Having tweeted, “When was the last time you practised the recovery of each of your production databases?”, a few days before, I was presented with a very real DR situation for my website.

On Wednesday my website went down while I was at my office Christmas lunch. I restarted it from my phone and it was all up, but I got a message saying one of the RAID1 disks was dead. I do nightly file system and database backups, but I took another backup anyway because I couldn’t remember what had changed during the day. In the evening I contacted the people hosting my dedicated server and asked them to swap out the dead disk. Several hours and several phone calls later it became obvious the data had “magically” disappeared from the second disk in the pair. Of course, it was nothing to do with the hosting company… I think the way I would describe them is a useless bunch of ****s.

I ended up initiating a re-image of the server. Their website says this should take about an hour. After a bit over 2 hours I gave up waiting and went to bed…

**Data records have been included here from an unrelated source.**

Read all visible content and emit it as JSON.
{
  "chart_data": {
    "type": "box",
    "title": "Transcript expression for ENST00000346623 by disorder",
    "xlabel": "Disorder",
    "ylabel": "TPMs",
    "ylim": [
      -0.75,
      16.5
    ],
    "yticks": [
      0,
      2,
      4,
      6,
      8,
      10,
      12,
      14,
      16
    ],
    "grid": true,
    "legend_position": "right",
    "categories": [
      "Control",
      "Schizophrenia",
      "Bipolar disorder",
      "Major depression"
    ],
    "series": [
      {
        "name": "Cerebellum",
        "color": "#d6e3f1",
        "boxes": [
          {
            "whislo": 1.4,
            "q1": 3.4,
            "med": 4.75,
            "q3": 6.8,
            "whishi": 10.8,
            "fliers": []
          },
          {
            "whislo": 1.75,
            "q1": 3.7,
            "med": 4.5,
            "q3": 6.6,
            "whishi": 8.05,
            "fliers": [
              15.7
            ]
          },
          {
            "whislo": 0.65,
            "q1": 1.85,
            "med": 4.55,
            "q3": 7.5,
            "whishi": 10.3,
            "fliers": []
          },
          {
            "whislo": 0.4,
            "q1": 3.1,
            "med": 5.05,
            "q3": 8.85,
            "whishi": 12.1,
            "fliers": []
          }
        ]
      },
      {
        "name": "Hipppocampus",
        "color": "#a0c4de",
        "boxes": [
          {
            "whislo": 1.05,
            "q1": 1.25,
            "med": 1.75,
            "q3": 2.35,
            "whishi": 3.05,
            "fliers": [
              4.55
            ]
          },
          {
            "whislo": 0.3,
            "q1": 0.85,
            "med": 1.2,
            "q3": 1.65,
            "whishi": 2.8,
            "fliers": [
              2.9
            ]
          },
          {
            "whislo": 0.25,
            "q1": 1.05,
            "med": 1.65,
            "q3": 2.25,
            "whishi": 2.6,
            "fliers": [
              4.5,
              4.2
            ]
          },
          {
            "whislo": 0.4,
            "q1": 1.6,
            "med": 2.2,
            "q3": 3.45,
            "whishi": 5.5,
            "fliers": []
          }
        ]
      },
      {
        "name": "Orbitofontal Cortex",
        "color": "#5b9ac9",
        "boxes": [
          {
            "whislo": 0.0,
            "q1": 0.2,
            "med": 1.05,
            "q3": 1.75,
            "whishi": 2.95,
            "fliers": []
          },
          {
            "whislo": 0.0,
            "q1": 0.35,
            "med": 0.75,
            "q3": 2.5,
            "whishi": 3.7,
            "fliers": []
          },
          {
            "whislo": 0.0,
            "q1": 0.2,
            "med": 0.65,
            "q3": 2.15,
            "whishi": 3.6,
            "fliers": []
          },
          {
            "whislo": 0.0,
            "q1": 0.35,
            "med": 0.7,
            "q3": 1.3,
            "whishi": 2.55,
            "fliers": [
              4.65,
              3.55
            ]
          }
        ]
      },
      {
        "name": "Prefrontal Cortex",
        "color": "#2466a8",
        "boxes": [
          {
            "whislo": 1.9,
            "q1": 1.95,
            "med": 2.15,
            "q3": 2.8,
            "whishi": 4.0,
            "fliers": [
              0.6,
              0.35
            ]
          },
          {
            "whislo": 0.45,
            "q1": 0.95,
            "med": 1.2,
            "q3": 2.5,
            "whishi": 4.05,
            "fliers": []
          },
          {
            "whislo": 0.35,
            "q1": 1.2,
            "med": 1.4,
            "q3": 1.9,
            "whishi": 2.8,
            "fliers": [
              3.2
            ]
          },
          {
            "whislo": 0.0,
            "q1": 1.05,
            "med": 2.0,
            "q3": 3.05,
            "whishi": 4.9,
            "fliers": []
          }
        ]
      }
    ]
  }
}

I woke up the next morning and started the process of rebuilding the server. Fortunately, I have a DR plan containing all the stuff I need to do to rebuild the server. The plan had one minor flaw, it included some references to my own articles. 🙂 Luckily, these were available via Google Cache. I’ve now copied any relevant information into my DR plan, so when this happens next time I will be even more prepared. 🙂

Having a full set of file system and database backups meant I was confident I would get it sorted. The biggest problem was upload speed. Home broadband is great for download, but pretty terrible for upload, so my initial plan to just push all the backups to the server then start recovering it had to be revised. Instead I cherry-picked the most recent file system backup and pushed that first. Once on the server, the backup unzipped in a few seconds and the main part of the website was back. I then started to push the most recent DB backups and loaded those. I’ve altered the DR plan so next time I can easily do this, prior to a blanket “rsync” of all the backups back to the server. That should speed up the recovery somewhat.

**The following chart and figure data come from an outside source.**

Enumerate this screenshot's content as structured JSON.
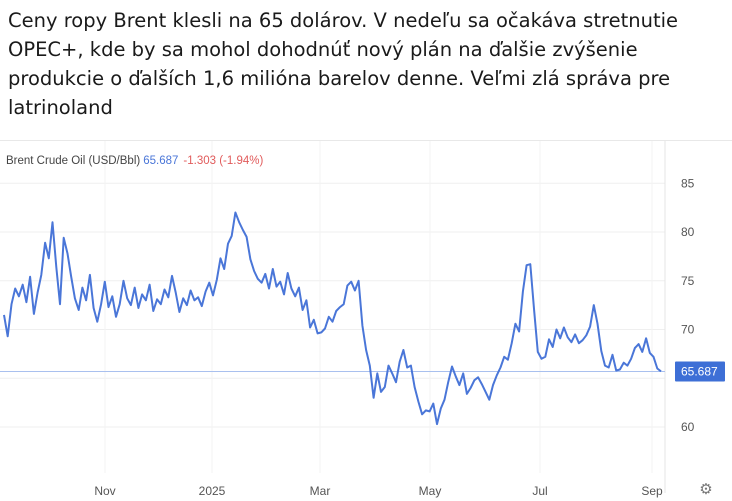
{
  "post": {
    "text": "Ceny ropy Brent klesli na 65 dolárov. V nedeľu sa očakáva stretnutie OPEC+, kde by sa mohol dohodnúť nový plán na ďalšie zvýšenie produkcie o ďalších 1,6 milióna barelov denne. Veľmi zlá správa pre latrinoland"
  },
  "chart_header": {
    "instrument": "Brent Crude Oil (USD/Bbl)",
    "last_price": "65.687",
    "change": "-1.303 (-1.94%)"
  },
  "settings_icon": "gear-icon",
  "colors": {
    "line": "#4a76d8",
    "change_negative": "#e15b5b",
    "price_tag": "#3d6fd6"
  },
  "chart_data": {
    "type": "line",
    "title": "",
    "xlabel": "",
    "ylabel": "",
    "ylim": [
      55,
      87
    ],
    "yticks": [
      60,
      65,
      70,
      75,
      80,
      85
    ],
    "ytick_labels": [
      "60",
      "70",
      "75",
      "80",
      "85"
    ],
    "xtick_labels": [
      "Nov",
      "2025",
      "Mar",
      "May",
      "Jul",
      "Sep"
    ],
    "last_value_label": "65.687",
    "reference_line": 65.687,
    "grid": true,
    "series": [
      {
        "values": [
          71.5,
          69.3,
          72.6,
          74.2,
          73.4,
          74.6,
          72.8,
          75.4,
          71.6,
          73.8,
          75.6,
          78.9,
          77.3,
          81.0,
          76.4,
          72.6,
          79.4,
          77.8,
          75.4,
          73.2,
          72.0,
          74.3,
          73.0,
          75.6,
          72.2,
          70.8,
          72.6,
          74.9,
          72.3,
          73.4,
          71.3,
          72.6,
          75.0,
          73.2,
          72.5,
          74.3,
          72.2,
          73.6,
          73.0,
          74.6,
          71.9,
          73.1,
          72.6,
          74.1,
          73.3,
          75.5,
          73.8,
          71.8,
          73.2,
          72.5,
          74.0,
          73.0,
          73.3,
          72.4,
          73.9,
          74.8,
          73.5,
          75.1,
          77.3,
          76.2,
          78.8,
          79.6,
          82.0,
          81.0,
          80.2,
          79.5,
          77.2,
          76.0,
          75.2,
          74.8,
          75.7,
          74.2,
          76.2,
          74.4,
          74.9,
          73.6,
          75.8,
          74.2,
          73.4,
          74.3,
          72.0,
          73.0,
          70.2,
          71.0,
          69.6,
          69.7,
          70.1,
          71.3,
          70.8,
          71.9,
          72.3,
          72.6,
          74.5,
          74.9,
          74.0,
          75.0,
          70.4,
          67.9,
          66.3,
          63.0,
          65.5,
          63.6,
          64.1,
          66.3,
          65.5,
          64.6,
          66.7,
          67.9,
          66.1,
          66.3,
          64.1,
          62.6,
          61.3,
          61.7,
          61.6,
          62.4,
          60.3,
          61.9,
          62.8,
          64.6,
          66.2,
          65.2,
          64.3,
          65.5,
          63.4,
          64.0,
          64.8,
          65.1,
          64.4,
          63.6,
          62.8,
          64.3,
          65.3,
          66.1,
          67.2,
          66.9,
          68.6,
          70.6,
          69.8,
          73.9,
          76.6,
          76.7,
          72.0,
          67.7,
          67.0,
          67.2,
          69.0,
          68.2,
          70.0,
          69.1,
          70.2,
          69.2,
          68.7,
          69.5,
          68.6,
          68.9,
          69.4,
          70.3,
          72.5,
          70.6,
          67.8,
          66.3,
          66.1,
          67.4,
          65.8,
          65.9,
          66.6,
          66.3,
          67.0,
          68.1,
          68.5,
          67.7,
          69.1,
          67.6,
          67.2,
          66.0,
          65.7
        ]
      }
    ]
  }
}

Lessons people need to learn:

  • Having regular backups is good. (No shit Sherlock!) If you are on this blog you are probably an Oracle person, so this should not come as a surprise. I just wonder how many people don’t bother with them for their blog etc. In my case I self-host, so it is all down to me.
  • You’ve got to have a DR plan. It’s amazing how many bits of software you install over time. It’s also surprising how many odd little commands and config entries you put in over time. Unless you are tracking these manually, or through some admin tool, you are going to have a nightmare getting back. I didn’t remember half of the things I did during the setup of this stuff, but luckily I wrote it all down.
  • You’ve got to practice your DR plan. You don’t know if it works unless you try it. I moved my stuff on to this server a few months ago, so I was pretty confident the plan was viable. I do occasionally build a copy of my website on a VM to make sure the backups are working OK. Obviously, this was a pretty good “test”. 🙂
  • Remember to back up your backup scripts. My backups were pretty good, but I did forget to include the backup scripts in the backup, so I had to reinvent those. It wasn’t a big deal, but it was a silly mistake.
  • If you are looking for quick recovery of your blog/website, you probably don’t want to rely on backups sitting on your home servers/storage as the broadband upload speed (at least in the UK) is pretty terrible. Maybe investing in a cloud backup solution would be a better idea.

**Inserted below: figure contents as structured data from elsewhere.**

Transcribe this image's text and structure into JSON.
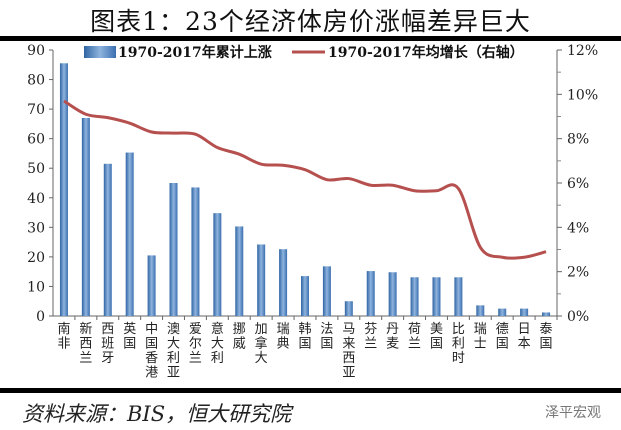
{
  "title": "图表1：23个经济体房价涨幅差异巨大",
  "source": "资料来源：BIS，恒大研究院",
  "watermark": "泽平宏观",
  "chart_data": {
    "type": "bar+line",
    "categories": [
      "南非",
      "新西兰",
      "西班牙",
      "英国",
      "中国香港",
      "澳大利亚",
      "爱尔兰",
      "意大利",
      "挪威",
      "加拿大",
      "瑞典",
      "韩国",
      "法国",
      "马来西亚",
      "芬兰",
      "丹麦",
      "荷兰",
      "美国",
      "比利时",
      "瑞士",
      "德国",
      "日本",
      "泰国"
    ],
    "series": [
      {
        "name": "1970-2017年累计上涨",
        "type": "bar",
        "axis": "left",
        "color": "#4a7fb8",
        "values": [
          85.5,
          67,
          51.5,
          55.3,
          20.5,
          45,
          43.5,
          34.8,
          30.3,
          24.2,
          22.6,
          13.5,
          16.8,
          5,
          15.2,
          14.8,
          13.1,
          13.1,
          13.1,
          3.6,
          2.5,
          2.5,
          1.2
        ]
      },
      {
        "name": "1970-2017年均增长（右轴）",
        "type": "line",
        "axis": "right",
        "color": "#b5504e",
        "values": [
          9.7,
          9.1,
          8.95,
          8.7,
          8.3,
          8.25,
          8.2,
          7.6,
          7.3,
          6.85,
          6.8,
          6.6,
          6.15,
          6.2,
          5.9,
          5.9,
          5.65,
          5.65,
          5.75,
          3.1,
          2.65,
          2.65,
          2.9
        ]
      }
    ],
    "ylim_left": [
      0,
      90
    ],
    "yticks_left": [
      "0",
      "10",
      "20",
      "30",
      "40",
      "50",
      "60",
      "70",
      "80",
      "90"
    ],
    "ylim_right": [
      0,
      12
    ],
    "yticks_right": [
      "0%",
      "2%",
      "4%",
      "6%",
      "8%",
      "10%",
      "12%"
    ],
    "legend": "top",
    "grid": false
  }
}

I think everything is sorted now. If not, I’ll pick it up as I go along and add the fix into the plan. ðŸ™‚

Sorry for any inconvenience. 🙂

Cheers

Tim…

Author: Tim...

DBA, Developer, Author, Trainer.

9 thoughts on “The importance of backups and disaster recovery plans”

  1. I recommend to use ansible for installation and configuration of (web) servers. So in case of a desaster recovery you just need to start one command and the rest happens automatically. It takes some time to put everything into the ansible-playbook(s) but it’s really worth it.